Here’s a story about netting in Long Island… that’s bonefish netting. This makes me grumpy. I have to say, I didn’t see any netting there when I was there, but, Courntey did.
One of Mr Knowles’s recent guests, Courtney-Marie Martin, writing in the Internet-based fishing blog, skinnywaterculture.com, said of her Long Island experience: “I witnessed first-hand one of the major conservation issues currently going on in the area, with gill netters present not far from the flat we just fished.
#“My heart broke. If we don’t preserve what little we have left, this will all be gone, and there will be no future generation to follow in our footsteps. This is apparently an on-going, don’t ask don’t tell, problem on the island. With a heavy heart, and the thought of bonefish being gill netted, along with other innocents by catch, we headed in.”
If that’s not enough, there are some who think the decline in bonefish in the Keys may have something to do with commercial netting in Cuba. That’s what this article puts forward.
We do not know the exact correlation between the bonefish in the Keys and the fish in Cuba, but we do know that about fifteen years ago, there was massive netting projects going on in the north part of Cuba, gill nets that stretched miles across the flats and channels. From reports the Bonefish and Tarpon Trust has heard, thousands and thousand of bonefish, along with countless other species were netted and sold at market. At about this same time, the bonefish population suddenly plummeted in the Florida Keys.

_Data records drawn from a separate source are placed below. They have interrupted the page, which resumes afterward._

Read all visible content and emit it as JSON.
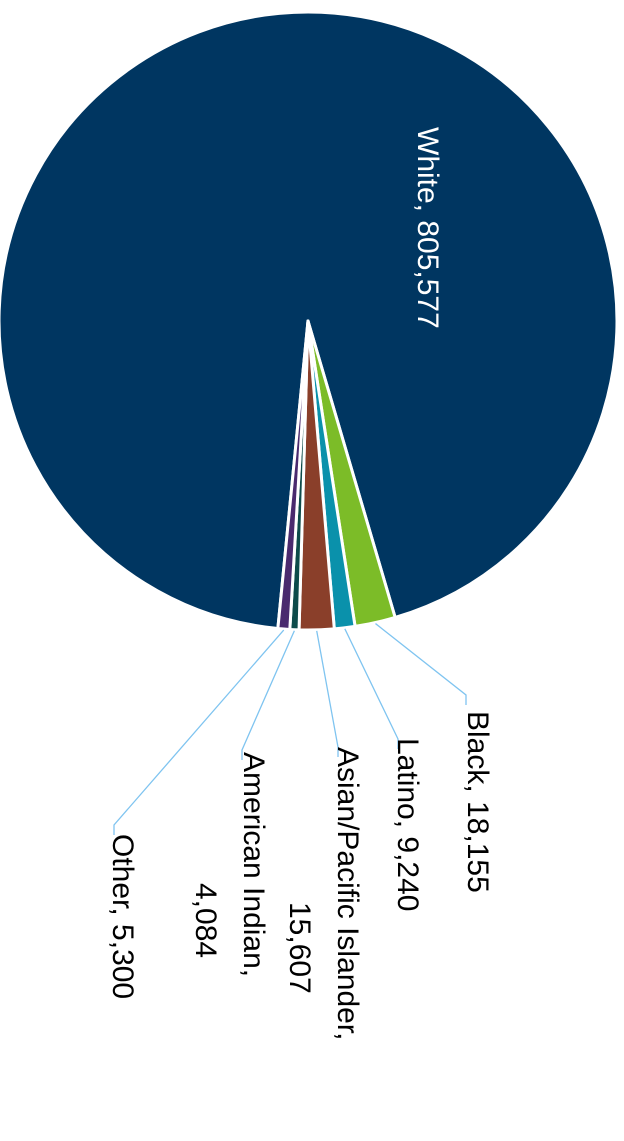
{
  "chart_data": {
    "type": "pie",
    "orientation": "rotated-90-clockwise",
    "slices": [
      {
        "name": "White",
        "value": 805577,
        "display": "805,577",
        "color": "#003661"
      },
      {
        "name": "Black",
        "value": 18155,
        "display": "18,155",
        "color": "#7cbc28"
      },
      {
        "name": "Latino",
        "value": 9240,
        "display": "9,240",
        "color": "#0a91ab"
      },
      {
        "name": "Asian/Pacific Islander",
        "value": 15607,
        "display": "15,607",
        "color": "#8a3f2a"
      },
      {
        "name": "American Indian",
        "value": 4084,
        "display": "4,084",
        "color": "#0d4b4a"
      },
      {
        "name": "Other",
        "value": 5300,
        "display": "5,300",
        "color": "#4a2a6e"
      }
    ],
    "labels": {
      "white": "White,  805,577",
      "black": "Black,  18,155",
      "latino": "Latino,  9,240",
      "asian_line1": "Asian/Pacific Islander,",
      "asian_line2": "15,607",
      "american_indian_line1": "American Indian,",
      "american_indian_line2": "4,084",
      "other": "Other,  5,300"
    },
    "leader_line_color": "#7fc4f0"
  }
}
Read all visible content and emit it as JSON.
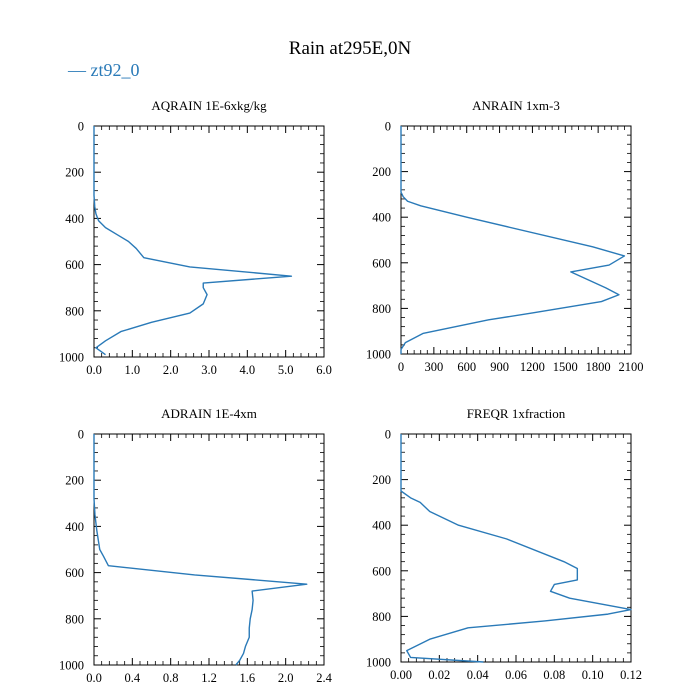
{
  "figure": {
    "title": "Rain at295E,0N",
    "legend_label": "— zt92_0",
    "line_color": "#2a7ab8"
  },
  "chart_data": [
    {
      "type": "line",
      "title": "AQRAIN  1E-6xkg/kg",
      "xlim": [
        0,
        6.0
      ],
      "ylim": [
        1000,
        0
      ],
      "xticks": [
        0.0,
        1.0,
        2.0,
        3.0,
        4.0,
        5.0,
        6.0
      ],
      "xtick_labels": [
        "0.0",
        "1.0",
        "2.0",
        "3.0",
        "4.0",
        "5.0",
        "6.0"
      ],
      "yticks": [
        0,
        200,
        400,
        600,
        800,
        1000
      ],
      "ytick_labels": [
        "0",
        "200",
        "400",
        "600",
        "800",
        "1000"
      ],
      "series": [
        {
          "name": "zt92_0",
          "x": [
            0.0,
            0.0,
            0.02,
            0.05,
            0.12,
            0.3,
            0.6,
            0.9,
            1.1,
            1.3,
            2.5,
            5.15,
            2.85,
            2.85,
            2.95,
            2.85,
            2.5,
            1.5,
            0.7,
            0.3,
            0.05,
            0.3
          ],
          "y": [
            0,
            300,
            350,
            380,
            410,
            440,
            470,
            500,
            530,
            570,
            610,
            650,
            680,
            700,
            730,
            770,
            810,
            850,
            890,
            930,
            960,
            990
          ]
        }
      ]
    },
    {
      "type": "line",
      "title": "ANRAIN  1xm-3",
      "xlim": [
        0,
        2100
      ],
      "ylim": [
        1000,
        0
      ],
      "xticks": [
        0,
        300,
        600,
        900,
        1200,
        1500,
        1800,
        2100
      ],
      "xtick_labels": [
        "0",
        "300",
        "600",
        "900",
        "1200",
        "1500",
        "1800",
        "2100"
      ],
      "yticks": [
        0,
        200,
        400,
        600,
        800,
        1000
      ],
      "ytick_labels": [
        "0",
        "200",
        "400",
        "600",
        "800",
        "1000"
      ],
      "series": [
        {
          "name": "zt92_0",
          "x": [
            0,
            0,
            20,
            60,
            180,
            600,
            1750,
            2040,
            1900,
            1550,
            1870,
            1990,
            1830,
            1200,
            800,
            200,
            40,
            0,
            0
          ],
          "y": [
            0,
            290,
            310,
            330,
            350,
            400,
            530,
            570,
            610,
            640,
            710,
            740,
            770,
            820,
            850,
            910,
            950,
            980,
            1000
          ]
        }
      ]
    },
    {
      "type": "line",
      "title": "ADRAIN  1E-4xm",
      "xlim": [
        0,
        2.4
      ],
      "ylim": [
        1000,
        0
      ],
      "xticks": [
        0.0,
        0.4,
        0.8,
        1.2,
        1.6,
        2.0,
        2.4
      ],
      "xtick_labels": [
        "0.0",
        "0.4",
        "0.8",
        "1.2",
        "1.6",
        "2.0",
        "2.4"
      ],
      "yticks": [
        0,
        200,
        400,
        600,
        800,
        1000
      ],
      "ytick_labels": [
        "0",
        "200",
        "400",
        "600",
        "800",
        "1000"
      ],
      "series": [
        {
          "name": "zt92_0",
          "x": [
            0.0,
            0.0,
            0.01,
            0.03,
            0.06,
            0.1,
            0.15,
            1.05,
            2.22,
            1.65,
            1.66,
            1.65,
            1.63,
            1.62,
            1.62,
            1.58,
            1.56,
            1.52,
            1.48
          ],
          "y": [
            0,
            280,
            350,
            420,
            500,
            530,
            570,
            610,
            650,
            680,
            720,
            760,
            800,
            840,
            880,
            920,
            950,
            980,
            1000
          ]
        }
      ]
    },
    {
      "type": "line",
      "title": "FREQR  1xfraction",
      "xlim": [
        0,
        0.12
      ],
      "ylim": [
        1000,
        0
      ],
      "xticks": [
        0.0,
        0.02,
        0.04,
        0.06,
        0.08,
        0.1,
        0.12
      ],
      "xtick_labels": [
        "0.00",
        "0.02",
        "0.04",
        "0.06",
        "0.08",
        "0.10",
        "0.12"
      ],
      "yticks": [
        0,
        200,
        400,
        600,
        800,
        1000
      ],
      "ytick_labels": [
        "0",
        "200",
        "400",
        "600",
        "800",
        "1000"
      ],
      "series": [
        {
          "name": "zt92_0",
          "x": [
            0.0,
            0.0,
            0.005,
            0.01,
            0.015,
            0.03,
            0.055,
            0.085,
            0.092,
            0.092,
            0.08,
            0.078,
            0.088,
            0.12,
            0.108,
            0.075,
            0.035,
            0.015,
            0.003,
            0.005,
            0.043
          ],
          "y": [
            0,
            250,
            280,
            300,
            340,
            400,
            460,
            560,
            590,
            640,
            660,
            690,
            720,
            770,
            790,
            820,
            850,
            900,
            950,
            980,
            1000
          ]
        }
      ]
    }
  ]
}
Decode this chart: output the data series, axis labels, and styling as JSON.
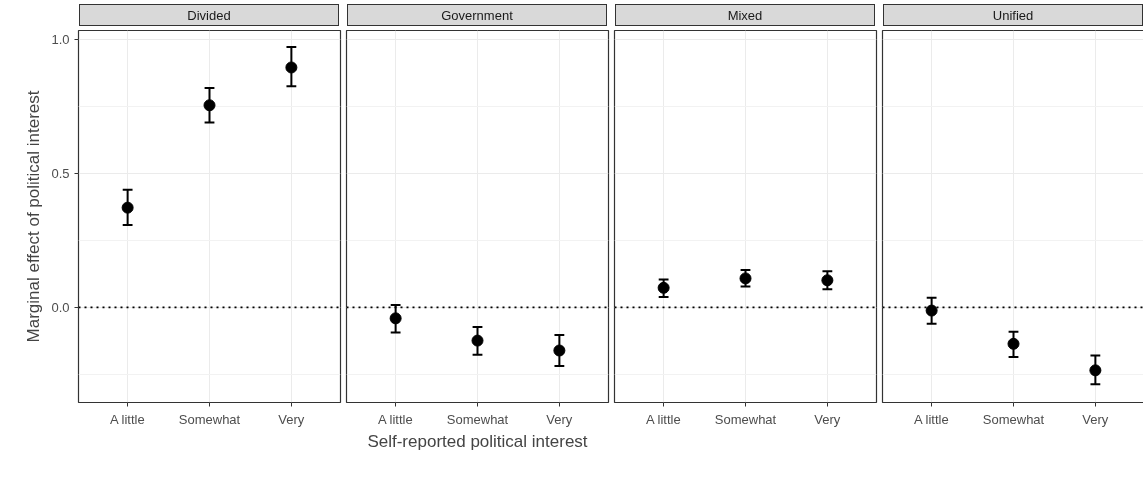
{
  "chart_data": [
    {
      "type": "scatter",
      "title": "Divided",
      "ylabel": "Marginal effect of political interest",
      "categories": [
        "A little",
        "Somewhat",
        "Very"
      ],
      "series": [
        {
          "color": "#000000",
          "values": [
            0.372,
            0.754,
            0.895
          ],
          "errors": [
            [
              0.307,
              0.439
            ],
            [
              0.69,
              0.818
            ],
            [
              0.825,
              0.971
            ]
          ]
        }
      ],
      "ylim": [
        -0.355,
        1.033
      ],
      "yticks": [
        {
          "value": 0.0,
          "label": "0.0"
        },
        {
          "value": 0.5,
          "label": "0.5"
        },
        {
          "value": 1.0,
          "label": "1.0"
        }
      ],
      "ref_lines": [
        {
          "axis": "y",
          "value": 0,
          "line_style": "dotted",
          "color": "#000000"
        }
      ],
      "grid": true,
      "marker": "circle"
    },
    {
      "type": "scatter",
      "title": "Government",
      "xlabel": "Self-reported political interest",
      "categories": [
        "A little",
        "Somewhat",
        "Very"
      ],
      "series": [
        {
          "color": "#000000",
          "values": [
            -0.041,
            -0.124,
            -0.161
          ],
          "errors": [
            [
              -0.094,
              0.009
            ],
            [
              -0.177,
              -0.073
            ],
            [
              -0.219,
              -0.103
            ]
          ]
        }
      ],
      "ylim": [
        -0.355,
        1.033
      ],
      "yticks": [
        0,
        0.5,
        1
      ],
      "tick_labels": "x",
      "ref_lines": [
        {
          "axis": "y",
          "value": 0,
          "line_style": "dotted",
          "color": "#000000"
        }
      ],
      "grid": true,
      "marker": "circle"
    },
    {
      "type": "scatter",
      "title": "Mixed",
      "categories": [
        "A little",
        "Somewhat",
        "Very"
      ],
      "series": [
        {
          "color": "#000000",
          "values": [
            0.073,
            0.108,
            0.101
          ],
          "errors": [
            [
              0.039,
              0.104
            ],
            [
              0.078,
              0.139
            ],
            [
              0.068,
              0.135
            ]
          ]
        }
      ],
      "ylim": [
        -0.355,
        1.033
      ],
      "yticks": [
        0,
        0.5,
        1
      ],
      "tick_labels": "x",
      "ref_lines": [
        {
          "axis": "y",
          "value": 0,
          "line_style": "dotted",
          "color": "#000000"
        }
      ],
      "grid": true,
      "marker": "circle"
    },
    {
      "type": "scatter",
      "title": "Unified",
      "categories": [
        "A little",
        "Somewhat",
        "Very"
      ],
      "series": [
        {
          "color": "#000000",
          "values": [
            -0.012,
            -0.136,
            -0.235
          ],
          "errors": [
            [
              -0.061,
              0.036
            ],
            [
              -0.185,
              -0.091
            ],
            [
              -0.287,
              -0.18
            ]
          ]
        }
      ],
      "ylim": [
        -0.355,
        1.033
      ],
      "yticks": [
        0,
        0.5,
        1
      ],
      "tick_labels": "x",
      "ref_lines": [
        {
          "axis": "y",
          "value": 0,
          "line_style": "dotted",
          "color": "#000000"
        }
      ],
      "grid": true,
      "marker": "circle"
    }
  ]
}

And why do I keep bringing stuff like this up?
“We have reached the time in the life of the planet and humanities demands upon it when every fisherman will have to be a river keeper, a steward of marine shallows and a watchman on the high seas. We are beyond having to put back what we have taken out. We must put back more than we take out. We must make holy war on the enemies of aquatic life as we have gillnetters, polluters and drainers of wetlands. Otherwise, as you have already learned, these creatures will continue to disappear at an alarming rate. We will lose as much as we have already lost already and there will be next to nothing, remnant populations, put-and-take, dim bulbs following the tank truck.” –Tom McGuane writing in the Some Remarks section of his outstanding book The Longest Silence.